Le terrorisme, dit Maliki, « est une épidémie internationale, dont le prix est payé par le peuple de l'Irak ». Il a aussi averti la Syrie et l'Iran de ne pas employer l'Irak comme champ de bataille par procuration contre les USA : « L'Irak n'accepte pas que ses territoires et villes deviennent un champ où se règlent des conflits régionaux et internationaux. »

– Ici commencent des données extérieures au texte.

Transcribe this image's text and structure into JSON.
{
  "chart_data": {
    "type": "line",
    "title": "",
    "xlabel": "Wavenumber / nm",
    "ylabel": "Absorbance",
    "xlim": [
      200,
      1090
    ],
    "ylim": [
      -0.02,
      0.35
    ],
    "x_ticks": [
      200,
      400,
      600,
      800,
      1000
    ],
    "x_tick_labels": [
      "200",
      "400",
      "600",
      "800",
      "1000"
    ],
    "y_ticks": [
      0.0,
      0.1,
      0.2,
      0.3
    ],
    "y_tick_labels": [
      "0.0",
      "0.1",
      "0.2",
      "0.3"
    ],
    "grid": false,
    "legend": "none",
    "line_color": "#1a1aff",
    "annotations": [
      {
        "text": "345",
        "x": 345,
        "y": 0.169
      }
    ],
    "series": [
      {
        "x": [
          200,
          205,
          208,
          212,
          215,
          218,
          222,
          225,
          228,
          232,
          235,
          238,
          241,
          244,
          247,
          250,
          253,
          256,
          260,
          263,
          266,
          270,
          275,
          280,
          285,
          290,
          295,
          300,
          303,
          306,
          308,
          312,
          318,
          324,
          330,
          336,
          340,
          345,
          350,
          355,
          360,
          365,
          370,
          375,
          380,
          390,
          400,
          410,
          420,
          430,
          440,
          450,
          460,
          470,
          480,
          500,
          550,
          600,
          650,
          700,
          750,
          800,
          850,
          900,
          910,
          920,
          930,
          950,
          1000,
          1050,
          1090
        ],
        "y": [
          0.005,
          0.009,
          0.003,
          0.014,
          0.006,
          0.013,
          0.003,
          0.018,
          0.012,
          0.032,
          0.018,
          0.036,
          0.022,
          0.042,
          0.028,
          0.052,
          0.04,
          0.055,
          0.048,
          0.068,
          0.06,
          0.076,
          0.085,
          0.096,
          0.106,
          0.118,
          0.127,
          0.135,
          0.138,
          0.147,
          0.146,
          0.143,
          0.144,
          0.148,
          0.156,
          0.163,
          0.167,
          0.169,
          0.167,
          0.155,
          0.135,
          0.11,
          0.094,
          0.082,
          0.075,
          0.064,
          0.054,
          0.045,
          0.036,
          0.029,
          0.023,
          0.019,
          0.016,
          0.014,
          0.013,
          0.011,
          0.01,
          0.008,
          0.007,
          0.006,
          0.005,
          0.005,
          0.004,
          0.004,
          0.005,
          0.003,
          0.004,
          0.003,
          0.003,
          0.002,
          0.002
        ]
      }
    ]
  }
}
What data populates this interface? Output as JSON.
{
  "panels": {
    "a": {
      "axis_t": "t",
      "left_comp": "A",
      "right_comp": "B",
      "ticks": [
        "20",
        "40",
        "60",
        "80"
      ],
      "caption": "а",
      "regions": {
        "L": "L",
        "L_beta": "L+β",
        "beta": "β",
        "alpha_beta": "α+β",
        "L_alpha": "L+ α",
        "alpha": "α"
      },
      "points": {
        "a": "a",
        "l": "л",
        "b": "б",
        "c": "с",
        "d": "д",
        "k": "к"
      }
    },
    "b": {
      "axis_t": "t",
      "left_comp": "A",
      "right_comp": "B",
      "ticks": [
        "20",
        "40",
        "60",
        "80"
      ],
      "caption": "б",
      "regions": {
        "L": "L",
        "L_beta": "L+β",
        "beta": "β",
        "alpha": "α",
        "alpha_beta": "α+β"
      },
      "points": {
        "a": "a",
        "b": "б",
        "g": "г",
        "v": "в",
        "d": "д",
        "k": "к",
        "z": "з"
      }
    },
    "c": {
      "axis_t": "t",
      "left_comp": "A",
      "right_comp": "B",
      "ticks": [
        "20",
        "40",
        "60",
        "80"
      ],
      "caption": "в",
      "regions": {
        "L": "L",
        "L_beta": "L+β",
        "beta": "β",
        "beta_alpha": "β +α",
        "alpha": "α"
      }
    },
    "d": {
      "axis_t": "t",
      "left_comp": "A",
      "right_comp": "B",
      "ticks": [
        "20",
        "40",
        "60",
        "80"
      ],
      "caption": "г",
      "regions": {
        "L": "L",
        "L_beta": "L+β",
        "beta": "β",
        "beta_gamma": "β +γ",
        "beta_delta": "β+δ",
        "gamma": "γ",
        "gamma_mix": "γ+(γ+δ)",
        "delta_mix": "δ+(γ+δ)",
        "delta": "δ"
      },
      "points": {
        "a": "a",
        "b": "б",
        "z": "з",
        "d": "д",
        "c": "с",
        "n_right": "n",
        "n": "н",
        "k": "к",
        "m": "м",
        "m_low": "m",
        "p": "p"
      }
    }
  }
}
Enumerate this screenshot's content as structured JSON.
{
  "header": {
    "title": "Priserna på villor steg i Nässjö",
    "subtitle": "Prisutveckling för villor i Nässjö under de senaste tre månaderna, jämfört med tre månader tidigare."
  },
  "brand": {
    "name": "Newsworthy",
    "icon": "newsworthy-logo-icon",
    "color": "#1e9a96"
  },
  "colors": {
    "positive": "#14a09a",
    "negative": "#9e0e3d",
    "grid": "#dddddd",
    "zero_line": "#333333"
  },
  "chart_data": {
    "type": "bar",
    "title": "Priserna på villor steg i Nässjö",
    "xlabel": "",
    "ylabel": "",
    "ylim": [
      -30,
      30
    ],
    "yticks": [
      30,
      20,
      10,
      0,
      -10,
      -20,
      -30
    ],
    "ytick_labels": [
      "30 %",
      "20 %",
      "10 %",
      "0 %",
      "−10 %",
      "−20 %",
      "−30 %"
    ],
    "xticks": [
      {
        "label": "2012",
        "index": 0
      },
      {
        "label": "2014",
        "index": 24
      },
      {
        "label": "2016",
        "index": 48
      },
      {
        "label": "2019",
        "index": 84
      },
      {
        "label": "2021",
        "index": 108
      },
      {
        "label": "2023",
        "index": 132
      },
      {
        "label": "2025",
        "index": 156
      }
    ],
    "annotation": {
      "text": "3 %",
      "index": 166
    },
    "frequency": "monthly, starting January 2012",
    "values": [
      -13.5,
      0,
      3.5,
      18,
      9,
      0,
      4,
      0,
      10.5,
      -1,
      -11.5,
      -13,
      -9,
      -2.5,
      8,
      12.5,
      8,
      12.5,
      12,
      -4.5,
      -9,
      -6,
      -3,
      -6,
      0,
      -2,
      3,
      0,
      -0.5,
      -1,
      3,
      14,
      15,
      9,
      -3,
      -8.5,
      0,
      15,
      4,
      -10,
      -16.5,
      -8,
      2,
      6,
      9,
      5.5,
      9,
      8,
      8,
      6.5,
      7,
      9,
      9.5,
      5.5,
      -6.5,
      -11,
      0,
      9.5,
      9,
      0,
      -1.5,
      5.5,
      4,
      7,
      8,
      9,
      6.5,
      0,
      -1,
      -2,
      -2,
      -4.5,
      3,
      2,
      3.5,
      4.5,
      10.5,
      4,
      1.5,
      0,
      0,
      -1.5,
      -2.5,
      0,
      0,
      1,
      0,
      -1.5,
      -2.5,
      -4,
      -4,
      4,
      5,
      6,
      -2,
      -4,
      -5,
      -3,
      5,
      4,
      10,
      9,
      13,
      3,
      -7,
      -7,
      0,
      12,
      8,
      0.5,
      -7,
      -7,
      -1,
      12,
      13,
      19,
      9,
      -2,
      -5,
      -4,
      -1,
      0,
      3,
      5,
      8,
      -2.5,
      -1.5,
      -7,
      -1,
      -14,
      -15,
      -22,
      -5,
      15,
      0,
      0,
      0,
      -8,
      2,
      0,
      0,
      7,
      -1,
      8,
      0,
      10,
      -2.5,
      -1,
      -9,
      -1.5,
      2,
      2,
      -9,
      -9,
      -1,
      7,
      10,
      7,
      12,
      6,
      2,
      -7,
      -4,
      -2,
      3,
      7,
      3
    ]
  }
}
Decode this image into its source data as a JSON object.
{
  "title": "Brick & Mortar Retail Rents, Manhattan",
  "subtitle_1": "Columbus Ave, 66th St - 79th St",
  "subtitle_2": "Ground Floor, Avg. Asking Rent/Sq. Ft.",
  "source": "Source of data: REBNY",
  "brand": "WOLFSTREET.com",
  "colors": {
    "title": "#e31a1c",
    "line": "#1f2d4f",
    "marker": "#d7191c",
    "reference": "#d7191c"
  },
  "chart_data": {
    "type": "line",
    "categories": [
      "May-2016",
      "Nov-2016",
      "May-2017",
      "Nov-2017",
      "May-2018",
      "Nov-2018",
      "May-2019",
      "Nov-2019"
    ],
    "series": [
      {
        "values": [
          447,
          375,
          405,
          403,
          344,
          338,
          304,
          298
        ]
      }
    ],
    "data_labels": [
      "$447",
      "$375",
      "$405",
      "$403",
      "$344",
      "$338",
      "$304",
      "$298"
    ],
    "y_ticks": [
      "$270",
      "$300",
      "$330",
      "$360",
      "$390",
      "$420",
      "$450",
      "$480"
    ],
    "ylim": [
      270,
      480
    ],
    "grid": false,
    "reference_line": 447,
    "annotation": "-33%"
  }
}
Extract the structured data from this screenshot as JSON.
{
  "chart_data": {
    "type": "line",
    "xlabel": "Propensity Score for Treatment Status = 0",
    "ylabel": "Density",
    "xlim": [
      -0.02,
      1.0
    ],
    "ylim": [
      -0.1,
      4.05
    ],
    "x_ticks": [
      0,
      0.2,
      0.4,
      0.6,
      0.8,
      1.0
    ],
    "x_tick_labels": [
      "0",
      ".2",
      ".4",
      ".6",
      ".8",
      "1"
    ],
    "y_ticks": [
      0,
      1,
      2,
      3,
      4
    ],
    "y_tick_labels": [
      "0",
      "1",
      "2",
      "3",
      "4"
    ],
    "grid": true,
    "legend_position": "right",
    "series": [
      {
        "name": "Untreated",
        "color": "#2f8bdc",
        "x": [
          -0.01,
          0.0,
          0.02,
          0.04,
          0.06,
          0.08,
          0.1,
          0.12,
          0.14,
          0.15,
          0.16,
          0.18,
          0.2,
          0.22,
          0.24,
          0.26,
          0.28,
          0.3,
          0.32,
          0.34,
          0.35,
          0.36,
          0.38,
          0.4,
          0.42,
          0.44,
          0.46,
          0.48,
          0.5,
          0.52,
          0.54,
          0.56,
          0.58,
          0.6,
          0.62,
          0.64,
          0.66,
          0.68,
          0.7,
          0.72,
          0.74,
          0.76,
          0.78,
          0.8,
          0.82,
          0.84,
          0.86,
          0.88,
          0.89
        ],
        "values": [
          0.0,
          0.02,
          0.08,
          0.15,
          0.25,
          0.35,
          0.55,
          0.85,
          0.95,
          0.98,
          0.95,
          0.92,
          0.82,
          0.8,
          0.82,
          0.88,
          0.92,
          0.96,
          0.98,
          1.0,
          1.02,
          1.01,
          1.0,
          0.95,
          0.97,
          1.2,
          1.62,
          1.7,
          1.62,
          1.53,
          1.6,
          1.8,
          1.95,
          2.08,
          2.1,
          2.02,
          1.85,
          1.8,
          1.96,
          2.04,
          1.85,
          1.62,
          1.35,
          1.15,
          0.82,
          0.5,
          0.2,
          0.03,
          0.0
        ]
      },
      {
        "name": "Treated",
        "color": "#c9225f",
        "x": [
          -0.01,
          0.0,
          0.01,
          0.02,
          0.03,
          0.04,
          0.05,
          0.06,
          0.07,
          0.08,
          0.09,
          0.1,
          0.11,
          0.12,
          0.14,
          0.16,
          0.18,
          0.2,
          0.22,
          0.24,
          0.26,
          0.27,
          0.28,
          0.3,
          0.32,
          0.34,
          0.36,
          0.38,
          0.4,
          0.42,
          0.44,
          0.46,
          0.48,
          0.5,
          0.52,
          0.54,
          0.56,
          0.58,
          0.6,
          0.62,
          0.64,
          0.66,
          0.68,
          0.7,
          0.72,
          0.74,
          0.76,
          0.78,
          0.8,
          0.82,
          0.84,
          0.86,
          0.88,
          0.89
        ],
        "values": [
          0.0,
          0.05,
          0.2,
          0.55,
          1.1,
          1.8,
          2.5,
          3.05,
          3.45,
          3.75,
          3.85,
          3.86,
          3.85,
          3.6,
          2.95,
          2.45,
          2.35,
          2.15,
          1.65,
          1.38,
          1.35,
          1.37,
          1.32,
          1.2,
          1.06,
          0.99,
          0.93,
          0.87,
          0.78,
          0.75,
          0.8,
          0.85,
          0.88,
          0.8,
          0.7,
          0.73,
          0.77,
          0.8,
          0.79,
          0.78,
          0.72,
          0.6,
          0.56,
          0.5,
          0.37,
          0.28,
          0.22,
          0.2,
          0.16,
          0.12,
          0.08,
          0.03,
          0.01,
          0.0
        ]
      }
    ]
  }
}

Maliki a dit qu'il espérait que la conférence d'aujourd'hui puisse être un « tournant dans le soutien au gouvernement faisant face à cet énorme danger ». Le rassemblement d'une journée est aussi vu comme une opportunité pour des dialogues en marge entre l'Iran et les USA sur l'approfondissement de la crise nucléaire iranienne -- ouvrant la voie pour terminer l'impasse diplomatique de 28 ans entre les USA et l'Iran depuis la crise des otages US. Le chef de la délégation US a laissé la porte ouverte à de possibles échanges face à face au sujet de l'Irak.